DBSTAT docs example potentially misleading
(1) By mlin (dnamlin) on 2021-06-02 13:05:24 [link] [source]
The DBSTAT docs conclude with this cool example to measure contiguity of the database file.
CREATE TEMP TABLE s(rowid INTEGER PRIMARY KEY, pageno INT); INSERT INTO s(pageno) SELECT pageno FROM dbstat ORDER BY path; SELECT sum(s1.pageno+1==s2.pageno)*1.0/count(*) FROM s AS s1, s AS s2 WHERE s1.rowid+1=s2.rowid; DROP TABLE s;
I don't think this is a good measurement if the database has multiple large btrees, because
path is not prefixed by the btree name/id. So the
s table ends up with colliding paths interleaved from different btrees, which most all then count against the contiguity, even after a fresh vacuum.
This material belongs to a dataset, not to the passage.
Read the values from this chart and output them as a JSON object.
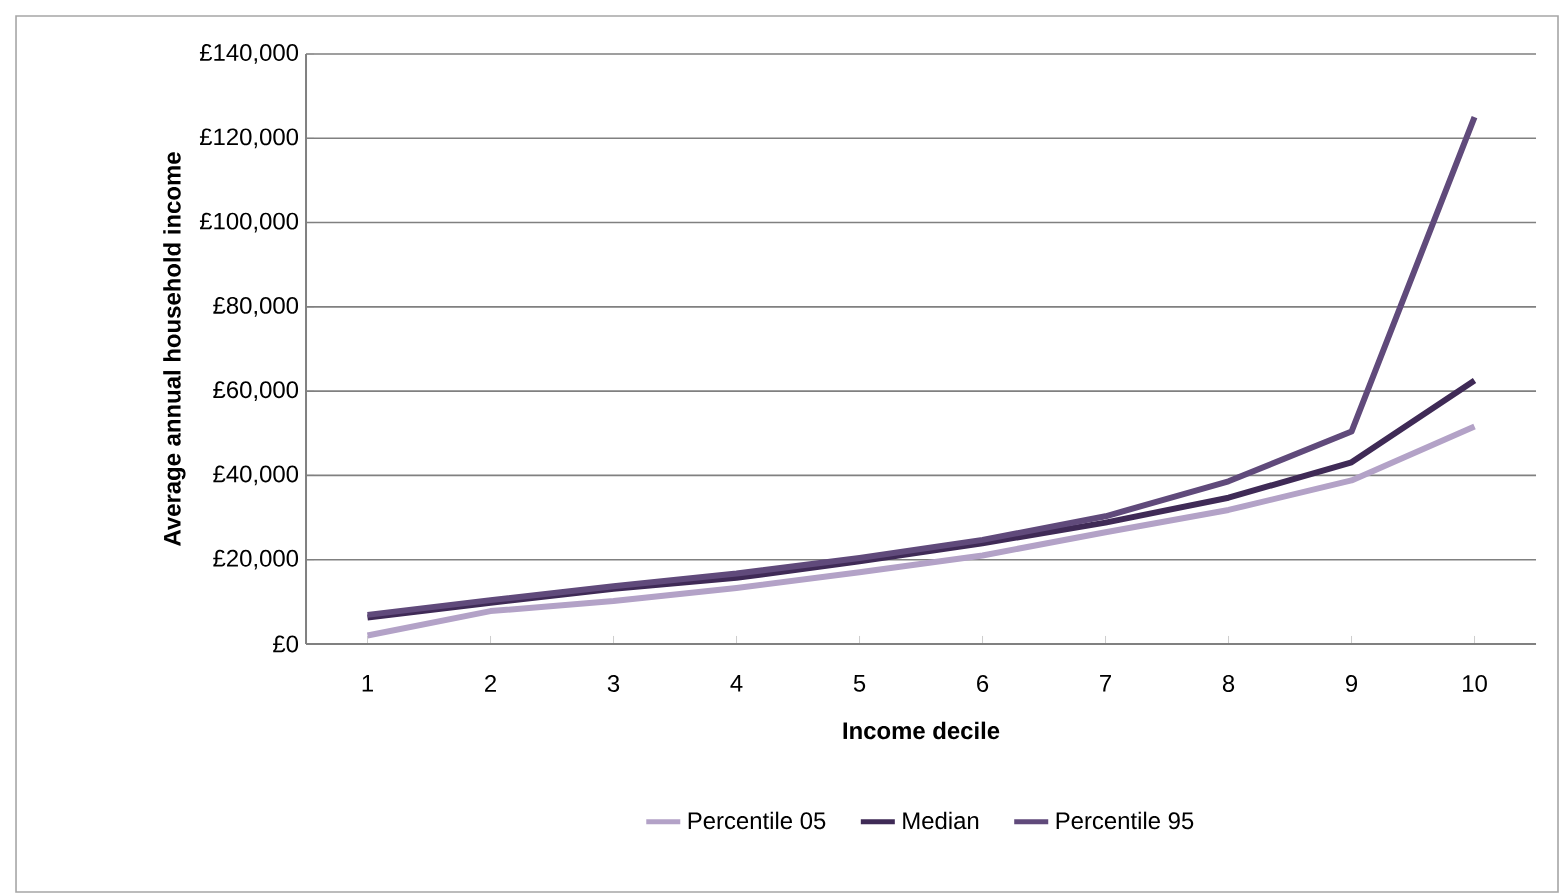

The measurement as written is therefore pessimistic (possibly, extremely so).
I have a big database that gets reported as only 60% contiguous by the above algorithm, but if I modify it to look at one btree at a time, actually each one is almost perfect!
(2) By mlin (dnamlin) on 2021-06-03 00:35:44 in reply to 1 [source]
tl;dr the example should say
ORDER BY name, path instead of just
ORDER BY path